Many visitors over the years to Rosehearty were either doing ancestral research or were set on that direction on their visit.

One of the best places to start is old Pitsligo kirkyard at Rosehearty. It has beautifully preserved stones, which have become monuments in themselves to the local stonemasons of the seventeenth and eighteenth centuries.

Sheila Spiers and her team from the Aberdeen and North East Family History Society did a marvellous job in the summer of 1984 in recording monumental inscriptions Dr Margaret Brown, a member of the team, stated: "These are the best examples of craftsmanship we have seen on gravestones and at least one of these masons had a good knowledge of anatomy, as some of the lines carved on the stones are perfect in every detail.
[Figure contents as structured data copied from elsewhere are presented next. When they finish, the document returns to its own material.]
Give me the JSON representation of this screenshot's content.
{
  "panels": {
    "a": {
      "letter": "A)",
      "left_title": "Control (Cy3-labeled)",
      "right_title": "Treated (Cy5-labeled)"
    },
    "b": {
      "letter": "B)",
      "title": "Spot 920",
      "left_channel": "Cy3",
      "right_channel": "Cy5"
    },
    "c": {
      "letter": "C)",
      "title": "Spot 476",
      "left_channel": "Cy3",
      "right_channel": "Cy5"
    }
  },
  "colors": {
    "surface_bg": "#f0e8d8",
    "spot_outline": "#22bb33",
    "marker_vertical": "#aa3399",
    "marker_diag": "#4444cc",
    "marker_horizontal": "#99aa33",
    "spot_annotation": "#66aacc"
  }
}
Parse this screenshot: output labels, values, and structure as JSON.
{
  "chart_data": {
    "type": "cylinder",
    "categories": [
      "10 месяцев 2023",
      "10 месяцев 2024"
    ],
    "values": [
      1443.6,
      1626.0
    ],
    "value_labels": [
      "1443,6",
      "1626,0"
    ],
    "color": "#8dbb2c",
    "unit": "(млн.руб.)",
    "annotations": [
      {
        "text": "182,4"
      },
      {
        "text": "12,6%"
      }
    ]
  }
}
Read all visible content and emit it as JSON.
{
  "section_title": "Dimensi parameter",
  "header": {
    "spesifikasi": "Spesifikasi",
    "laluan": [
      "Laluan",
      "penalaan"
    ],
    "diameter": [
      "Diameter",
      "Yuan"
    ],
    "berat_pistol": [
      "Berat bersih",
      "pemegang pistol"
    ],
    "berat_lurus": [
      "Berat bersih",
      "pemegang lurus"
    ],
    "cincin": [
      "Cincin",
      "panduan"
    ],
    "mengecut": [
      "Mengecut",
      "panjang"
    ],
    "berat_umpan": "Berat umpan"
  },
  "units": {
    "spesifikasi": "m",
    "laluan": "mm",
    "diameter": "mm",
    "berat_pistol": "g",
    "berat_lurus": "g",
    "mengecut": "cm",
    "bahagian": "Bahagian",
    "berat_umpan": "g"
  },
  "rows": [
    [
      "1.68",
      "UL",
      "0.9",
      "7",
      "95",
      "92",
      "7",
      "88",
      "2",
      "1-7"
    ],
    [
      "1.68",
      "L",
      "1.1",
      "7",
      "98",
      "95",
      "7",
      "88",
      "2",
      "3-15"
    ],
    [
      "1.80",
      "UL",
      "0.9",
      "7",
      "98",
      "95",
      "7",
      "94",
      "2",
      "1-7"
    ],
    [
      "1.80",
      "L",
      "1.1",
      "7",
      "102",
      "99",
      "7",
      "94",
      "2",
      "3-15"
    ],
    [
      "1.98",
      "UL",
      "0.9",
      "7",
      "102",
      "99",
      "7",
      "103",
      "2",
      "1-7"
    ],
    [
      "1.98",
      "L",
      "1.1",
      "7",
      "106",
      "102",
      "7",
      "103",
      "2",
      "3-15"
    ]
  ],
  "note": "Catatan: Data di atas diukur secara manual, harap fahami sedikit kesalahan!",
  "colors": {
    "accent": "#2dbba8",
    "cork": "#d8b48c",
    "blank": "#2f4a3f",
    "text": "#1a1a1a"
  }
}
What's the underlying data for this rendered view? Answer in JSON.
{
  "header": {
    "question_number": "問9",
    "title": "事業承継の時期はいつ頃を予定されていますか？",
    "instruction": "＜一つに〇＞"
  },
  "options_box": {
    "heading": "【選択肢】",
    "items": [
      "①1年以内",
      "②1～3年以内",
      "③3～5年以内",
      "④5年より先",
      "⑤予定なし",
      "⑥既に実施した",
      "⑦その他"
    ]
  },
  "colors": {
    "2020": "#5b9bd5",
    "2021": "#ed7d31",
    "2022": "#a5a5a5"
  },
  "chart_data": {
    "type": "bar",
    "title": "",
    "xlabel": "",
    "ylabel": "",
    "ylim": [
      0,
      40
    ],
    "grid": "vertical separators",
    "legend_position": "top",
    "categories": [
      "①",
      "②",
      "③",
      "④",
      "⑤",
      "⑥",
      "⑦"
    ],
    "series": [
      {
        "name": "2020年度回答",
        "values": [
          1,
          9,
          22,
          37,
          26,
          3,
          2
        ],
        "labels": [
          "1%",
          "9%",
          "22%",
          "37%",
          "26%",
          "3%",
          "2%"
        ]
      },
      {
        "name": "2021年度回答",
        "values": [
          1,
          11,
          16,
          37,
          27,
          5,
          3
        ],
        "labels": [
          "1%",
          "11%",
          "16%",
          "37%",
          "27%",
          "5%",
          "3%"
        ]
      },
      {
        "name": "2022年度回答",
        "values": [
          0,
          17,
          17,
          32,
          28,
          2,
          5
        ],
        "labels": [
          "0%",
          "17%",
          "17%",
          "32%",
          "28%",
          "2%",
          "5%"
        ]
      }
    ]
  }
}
The craftsmen were most likely a family and this particular family had developed a fairly high standard of workmanship." Sheila Spiers added: "The depth of the lettering is perhaps an answer to the preservation of the inscriptions on the oldest stones here."

Society members were delighted with the remarkable symbolism on these stones, but the angels dressed in kilts really got them thinking. This they had never seen before!

Today Sheila Spiers suggested: "if everyone who visited the churchyard carried a small scrubbing brush and gave just one stone a clean, it would keep them to stayu in good condition and deter any future mistreatment of the stones."